Hallo liebe Community. Ich habe folgendes Anliegen: ich würde gerne ein kleines programm erstellen, dass im Grunde aus drei Parametern bestehen soll, die überdies voneinander abhängig sein sollen. Sagen wir mal „pflanzen“ ,“hasen“ und „füchse“. Pflanzen sollen stets generieren, hasen pflanzen verzehren und sich dann vermehren, füchse hasen verzehren und sich vermehren.
Die frage: wie setze ich dass am besten um? Ich weiß wenig über programmiersprachen, glaube aber, dass so ein kleines programm auch für einen neuling mit etwas übung nicht unmöglich sein sollte. Ich hätte dieses programm gerne in java geschrieben, das finde ich nämlich sehr interessant. Die frage ist jetzt aber: ist java für sowas direkt die richtige wahl? Gibt es sinnvollere Programmiersprachen um diese idee zu verwirklichen? Könnt ihr mir stichwörter nennen die mir hierbei hilfreich sein könnten, oder ein gutes tutorial in dieser richtung empfehlen? 
Ansonsten, ist netbeans gut oder empfehlt ihr eine andere kostenfreie entwicklungsumgebung?
Achja, ist screeps eigentlich gut um java zu lernen und zu üben, oder tatsächlich nur für leute gedacht, die bereits programmieren können? Gruß.


----------



## mrBrown (26. Jun 2018)

CT9288 hat gesagt.:


> Achja, ist screeps eigentlich gut um java zu lernen und zu üben, oder tatsächlich nur für leute gedacht, die bereits programmieren können? Gruß.


screeps unterstützt kein Java, von daher ist das zum Java lernen eher ungeeignet


----------



## Javinner (26. Jun 2018)

CT9288 hat gesagt.:
			
		

> Gibt es sinnvollere Programmiersprachen um diese idee zu verwirklichen?


Liste von Spiel-Engines

Ich gehe davon aus, du interessierst dich für Spiele, daher schau dich um, welche Engines es überhaupt gibt und welche Sprachen dabei die Rolle spielen.


----------



## AliasAlreadyTaken (26. Jun 2018)

Solch eine Simulation braucht tatsächlich nicht viel, Java ist dafür genauso geeignet wie (fast) alles andere.

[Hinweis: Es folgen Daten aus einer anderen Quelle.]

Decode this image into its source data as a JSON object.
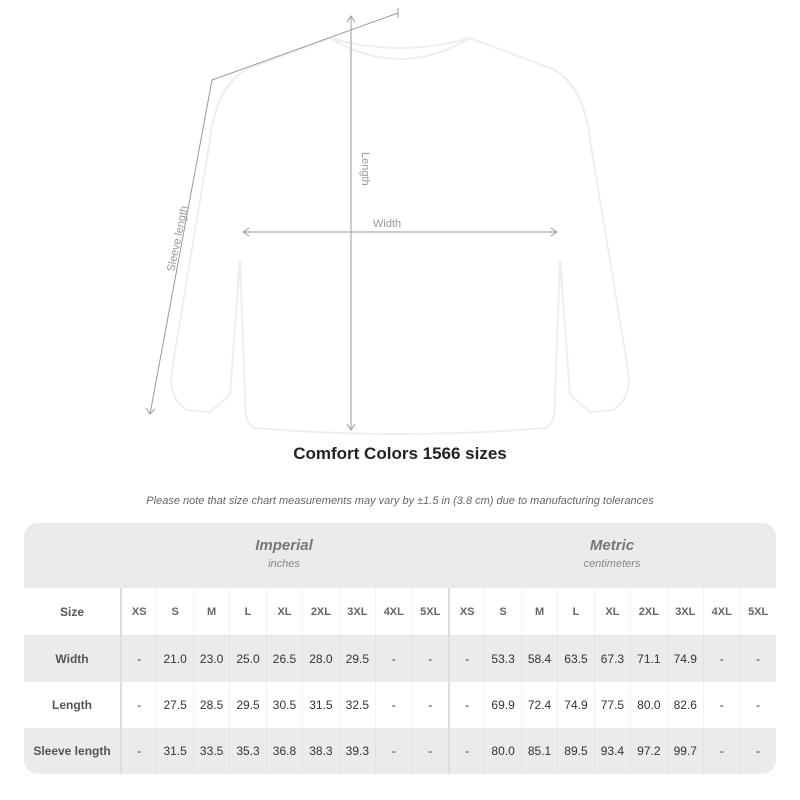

In Screeps arbeiten die nur mit Javascript, soweit ich das verstanden habe. Java ist etwas anderes als Javascript. Für dein Vorhaben sollte beides taugen, aber wenn du es mit Screeps umsetzen willst, brauchst du eben eher Javascript als Java.

Bei Entwicklungsumgebungen wird dir jeder etwas anderes erzählen, da kann man dir nur raten, einfach mal eine zu verwenden und zu wechseln, wenn dir die nicht taugt. Ich benutz Eclipse, aber nicht weil das so mega ist, sondern weil ich ein fauler Hund bin, der sich ungern in ständig neue IDEs einarbeitet. Die großen Drei sind Netbeans, IntelliJ und Eclipse, Java geht bei kleinen Projekten aber auch per Kommandozeile gut.


----------



## L0oNY (27. Jun 2018)

Hi,

das was du vorhast klingt sehr nach Agentenbasierter Modelierung. Wenn du programmieren lernen willst, dann beherzige die anderen Ratschläge. Wenn es dir jedoch um die tatsächliche Simulation geht, dann kannst du fertige Tools wie z.B.: NetLogo (http://ccl.northwestern.edu/netlogo/) benutzen. 
Das ist eine Anwendung, die dafür gedacht ist, solche Probleme zu modellieren. Innerhalb der Anwendung musst du immernoch programmieren, die Komplexität ist aber recht gering und mit Java nicht zu vergleichen.


----------



## CT9288 (27. Jun 2018)

Erstmal vielen Dank für eure zahlreichen Antworten =)
Oje wie peinlich. Jetzt stehe ich da wie die Anfänger, die den Unterschied zwischen Java und Javascript nicht kennen ^^" nein nein, der Unterschied ist mir schon geläufig =) Screeps brachte ich nur zur Sprache, weil ich gemeint hatte, es arbeite mit Java. Das war wohl ein Irrtum.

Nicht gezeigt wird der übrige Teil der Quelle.